D’Alema dice che lei gli ha chiesto un consiglio.
«L’ho chiesto a molte persone che mi hanno chiamato, gli ho domandato cosa avrebbe fatto lui al posto mio. Il fatto che il M5S stia per conquistare Roma e che in questo momento ragioni non come il Pd o come la destra con una logica di appartenenza, ma si apra a persone molto diverse dalla sua storia come me, e in particolare che si apra a persone e a idee della sinistra, ha incuriosito molti e ha creato un dibattito. Credo che ascoltare le opinioni delle persone sia importante: D’Alema è una persona a particolarmente intelligente e di esperienza. Ma non ho chiesto consiglio solo a lui. L’ho chiesta anche al mio ortolano, ai miei colleghi di università, per capire come reagisce il mondo della sinistra di fronte a queste aperture».
All’assessorato ci ha pensato davvero.
«Certo che ci ho pensato. Io studio storia dell’arte romana da una vita. E poi fermare il Pd a Roma e tentare un esperimento diverso sia una grande occasione. Da un punto di vista professionale e da un punto di vista politico ero molto tentato. Ma poi ho pensato che, specie nell’ambito della cultura, non si può governare una città in cui non si vive tutti i giorni, in cui non si ha una famiglia, della cui comunità non si fa parte. Quelli che fanno gli assessori o i superconsulenti esterni alla cultura e sono sempre in viaggio da un posto all’altro alla fine non fanno un gran lavoro. Una delle cose che mi è piaciuta dei discorsi della Raggi è che parla di comunità. Per governare una comunità bisogna esserne membri».
Che giudizio ha dei programmi di Giachetti e della Raggi?
«Il programma del Pd non riserva nessuna sorpresa: continuerà tutto come prima, spero non la corruzione. Giachetti mi sembra una persona pulita, quello che che c’è dietro di lui mi piace di meno e mi dà minori garanzie, è il motivo per cui voterei la Raggi se fossi residente a Roma. Su tanti punti condivido il suo programma. In generale mi pare che i 5 stelle abbiano un’idea della cultura molto simile alla mia: cultura non come mercato, che è l’idea di Renzi e del Pd, ma come strumento per ridare sovranità ai cittadini e renderli partecipi della vita politica».
Cosa pensa di questa storia? D’Alema sta veramente tramando contro Renzi?

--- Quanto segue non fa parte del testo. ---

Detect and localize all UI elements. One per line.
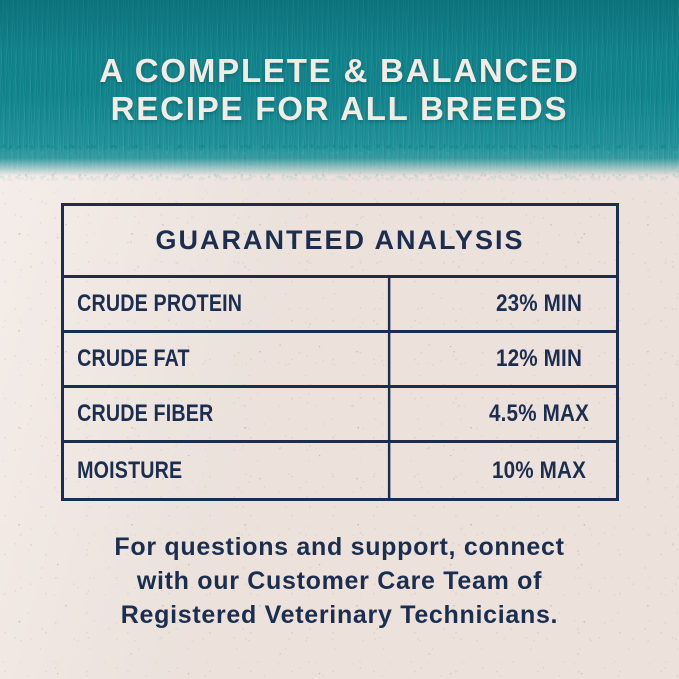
table-row: CRUDE FIBER 4.5% MAX xyxy=(64,388,616,443)
nutrient-name: CRUDE PROTEIN xyxy=(64,278,390,330)
product-label-panel: A COMPLETE & BALANCED RECIPE FOR ALL BRE… xyxy=(0,0,679,679)
nutrient-name: MOISTURE xyxy=(64,443,390,498)
nutrient-name: CRUDE FIBER xyxy=(64,388,390,440)
table-title: GUARANTEED ANALYSIS xyxy=(64,206,616,278)
table-row: MOISTURE 10% MAX xyxy=(64,443,616,498)
nutrient-value: 23% MIN xyxy=(473,278,605,330)
table-row: CRUDE PROTEIN 23% MIN xyxy=(64,278,616,333)
nutrient-value: 12% MIN xyxy=(473,333,605,385)
headline: A COMPLETE & BALANCED RECIPE FOR ALL BRE… xyxy=(0,52,679,128)
nutrient-value: 10% MAX xyxy=(473,443,605,498)
customer-care-note: For questions and support, connect with … xyxy=(50,530,629,632)
teal-header-band: A COMPLETE & BALANCED RECIPE FOR ALL BRE… xyxy=(0,0,679,186)
nutrient-name: CRUDE FAT xyxy=(64,333,390,385)
guaranteed-analysis-table: GUARANTEED ANALYSIS CRUDE PROTEIN 23% MI… xyxy=(61,203,619,501)
nutrient-value: 4.5% MAX xyxy=(473,388,605,440)
table-row: CRUDE FAT 12% MIN xyxy=(64,333,616,388)
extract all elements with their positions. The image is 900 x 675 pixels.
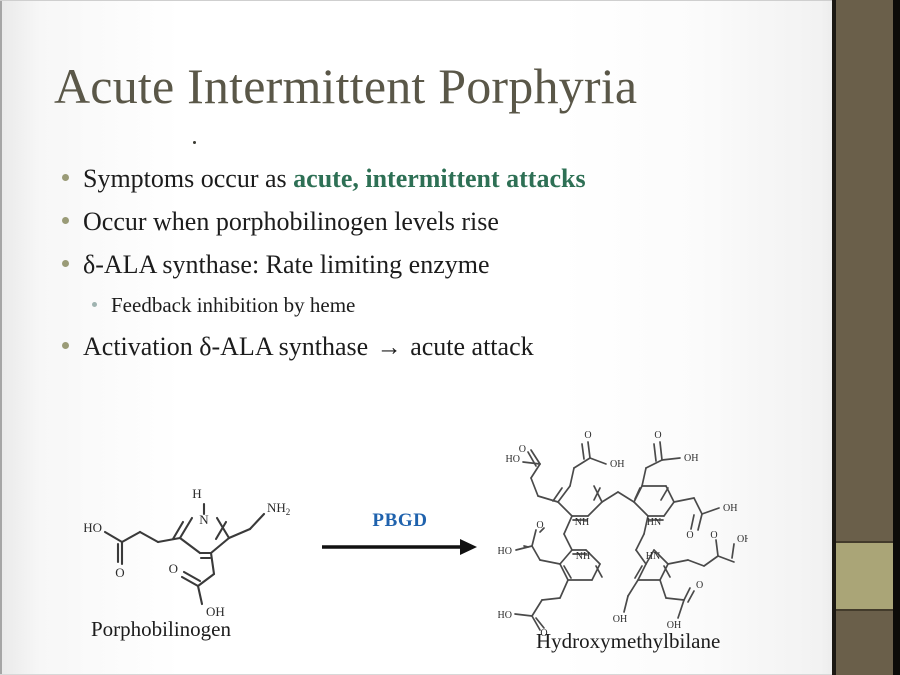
porphobilinogen-structure: H N NH2 HO O O OH <box>84 470 294 625</box>
bullet-item-2: Occur when porphobilinogen levels rise <box>62 206 802 249</box>
label-H: H <box>192 486 201 501</box>
bullet-item-1: Symptoms occur as acute, intermittent at… <box>62 163 802 206</box>
label-N: N <box>199 512 209 527</box>
bullet-marker-icon <box>62 217 69 224</box>
bullet-text-1-plain: Symptoms occur as <box>83 164 293 193</box>
label-HN: HN <box>646 551 660 562</box>
bullet-text-1: Symptoms occur as acute, intermittent at… <box>83 163 586 195</box>
bullet-text-4-plain-b: acute attack <box>404 332 534 361</box>
label-O: O <box>710 530 717 541</box>
bullet-text-1-highlight: acute, intermittent attacks <box>293 164 585 193</box>
bullet-marker-icon <box>62 174 69 181</box>
reaction-arrow-group: PBGD <box>320 510 480 563</box>
rightwards-arrow-icon: → <box>375 334 404 361</box>
label-HN: HN <box>647 517 661 528</box>
bullet-text-3-sub-1: Feedback inhibition by heme <box>111 292 355 319</box>
slide-canvas: Acute Intermittent Porphyria Symptoms oc… <box>0 0 900 675</box>
bullet-marker-icon <box>62 342 69 349</box>
label-HO: HO <box>498 546 512 557</box>
sidebar-right-edge <box>893 0 900 675</box>
label-O: O <box>686 530 693 541</box>
label-O-lower: O <box>169 561 178 576</box>
bullet-text-4-plain-a: Activation δ-ALA synthase <box>83 332 375 361</box>
label-O-left: O <box>115 565 124 580</box>
sidebar-block-bottom-rule <box>836 609 894 611</box>
bullet-text-2: Occur when porphobilinogen levels rise <box>83 206 499 238</box>
label-HO: HO <box>506 454 520 465</box>
hydroxymethylbilane-svg: O OH HO O O OH OH O NH HN NH HN HO O <box>498 428 748 638</box>
enzyme-label: PBGD <box>320 510 480 532</box>
bullet-marker-icon <box>62 260 69 267</box>
bullet-text-4: Activation δ-ALA synthase → acute attack <box>83 331 534 364</box>
bullet-item-3: δ-ALA synthase: Rate limiting enzyme <box>62 249 802 292</box>
product-caption: Hydroxymethylbilane <box>536 629 720 654</box>
reaction-arrow-icon <box>320 536 480 558</box>
bullet-item-4: Activation δ-ALA synthase → acute attack <box>62 331 802 374</box>
bullet-text-3: δ-ALA synthase: Rate limiting enzyme <box>83 249 490 281</box>
label-NH: NH <box>575 517 589 528</box>
label-O: O <box>584 430 591 441</box>
porphobilinogen-svg: H N NH2 HO O O OH <box>84 470 294 620</box>
sidebar-accent-block <box>836 543 894 609</box>
bullet-item-3-sub-1: Feedback inhibition by heme <box>62 292 802 331</box>
hydroxymethylbilane-structure: O OH HO O O OH OH O NH HN NH HN HO O <box>498 428 748 643</box>
subbullet-marker-icon <box>92 302 97 307</box>
substrate-caption: Porphobilinogen <box>91 617 231 642</box>
label-OH: OH <box>684 453 698 464</box>
slide-top-border <box>0 0 832 1</box>
label-OH: OH <box>737 534 748 545</box>
label-OH: OH <box>613 614 627 625</box>
bullet-list: Symptoms occur as acute, intermittent at… <box>62 163 802 374</box>
label-O: O <box>536 520 543 531</box>
label-HO: HO <box>498 610 512 621</box>
title-underdot <box>193 141 196 144</box>
label-OH: OH <box>723 503 737 514</box>
label-OH: OH <box>610 459 624 470</box>
label-NH: NH <box>576 551 590 562</box>
label-NH2: NH2 <box>267 500 290 517</box>
label-O: O <box>654 430 661 441</box>
page-title: Acute Intermittent Porphyria <box>54 56 794 116</box>
label-O: O <box>696 580 703 591</box>
label-O: O <box>519 444 526 455</box>
label-HO: HO <box>84 520 102 535</box>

«Renzi non c’entra nulla con la storia della sinistra. E’ un gigantesco equivoco che Renzi oggi, invece di guidare Forza Italia, sia il leader del Pd. Sarebbe il leader ideale di Forza Italia per le idee che ha e le leggi che sta facendo. Lo Sblocca Italia, la riforma della Costituzione, la riforma della scuola sono tutte cose che hanno un minimo comune denominatore: il primato assoluto del mercato. Nel momento in cui in un modo assurdo, con delle primarie aperte anche a chi non era iscritto al partito Renzi diventa segretario del Pd, chi è di sinistra in quel partito si pone il problema: o riuscire a recuperare il partito o uscirne. A un certo punto D’Alema e molti altri dovranno decidersi».
Come esce da questa storia il Pd?
«Il Pd è un partito che ha subito un’opa ostile da parte di uno che con la sua storia non c’entra nulla. D’altra parte però in questa vicenda vengono al pettine molti nodi. Io sono fiorentino, ero al liceo di Renzi che ai miei tempi era vicino a Comunione e Liberazione, poi è stato presidente della Provincia di Firenze da democristiano qual è. Poi solo la creazione a freddo del Pd ha permesso che queste due storie, quella di Renzi e quella della sinistra, si incontrassero. Ora un’anima ha prevalso sull’altra. Ma quando da sindaco di Firenze Renzi diceva che per lui le bandiere rosse erano quelle della Ferrari diceva la verità».
Un incontro tra due storie che è il prologo della mutazione genetica del Pd.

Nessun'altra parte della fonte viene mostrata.